Faraday felt something catch in his chest. "What happened? Is he all right?"
"Oh, he's fine," Beach hastened to assure him. "Got the tip of one of his tails bitten off, but that'll grow back. The point is that Liadof wouldn't let me warn him they were coming."
Faraday felt his mouth drop open. "Why the hell not?"
Beach lifted his hands helplessly. "All she said was that she was curious to see how he did against four predators. She hadn't seen firsthand how Qanska managed—"
"Wait a second," Faraday cut him off, his emotional balance teetering back and forth between stunned disbelief and black-edged outrage. "There were four Vuuka?"
"Four, count 'em, four," Milligan confirmed. "All about Raimey's size, too."
"Four full-grown Vuuka," Faraday repeated, trying to convince himself he'd really heard it correctly.
For the moment, the stunned disbelief was definitely winning. "He managed to outrun four fullgrown Vuuka?"
"Oh, it's better than that," Milligan said. "He didn't just outrun them; he actually took two of them out of the fight, right on the fly. After that, the other two gave up and went away."

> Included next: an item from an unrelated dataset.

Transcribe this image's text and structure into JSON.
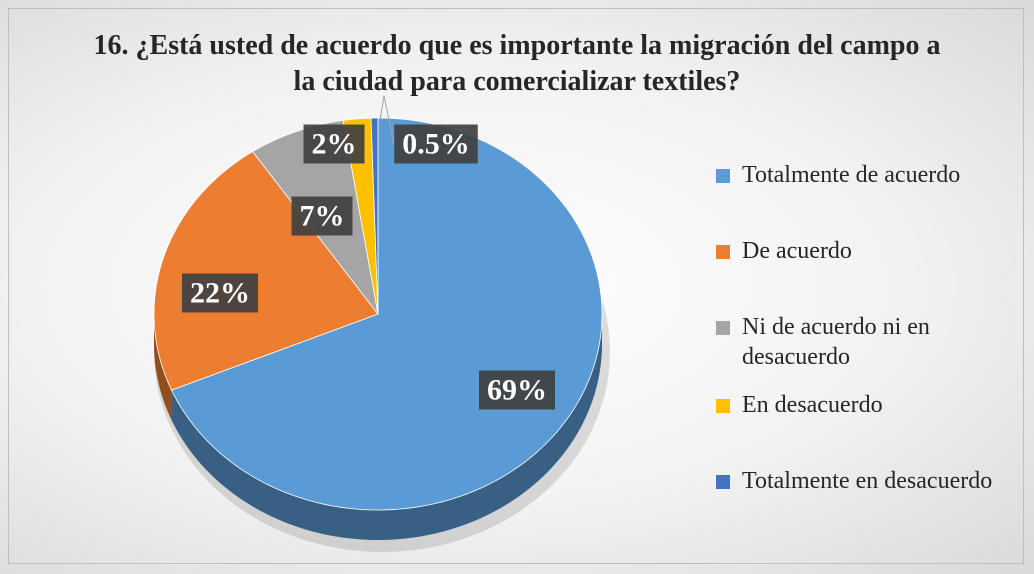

"He hit the first one right over the lung sack," McCollum added. "Knocked all the wind out of him. I always wondered if he was paying attention during those physiology discussions we had way back when. I guess he was."
"Or else he's picked up a few new tricks along the way," Beach said.
"If he did, they're tricks we've never seen," McCollum pointed out.
"And neither have the rest of the Qanska," Milligan agreed. "Beltrenini and her group about split their stripes when he showed up in one undigested piece. Impressed as hell. They practically rode him out to breakfast on their shoulders."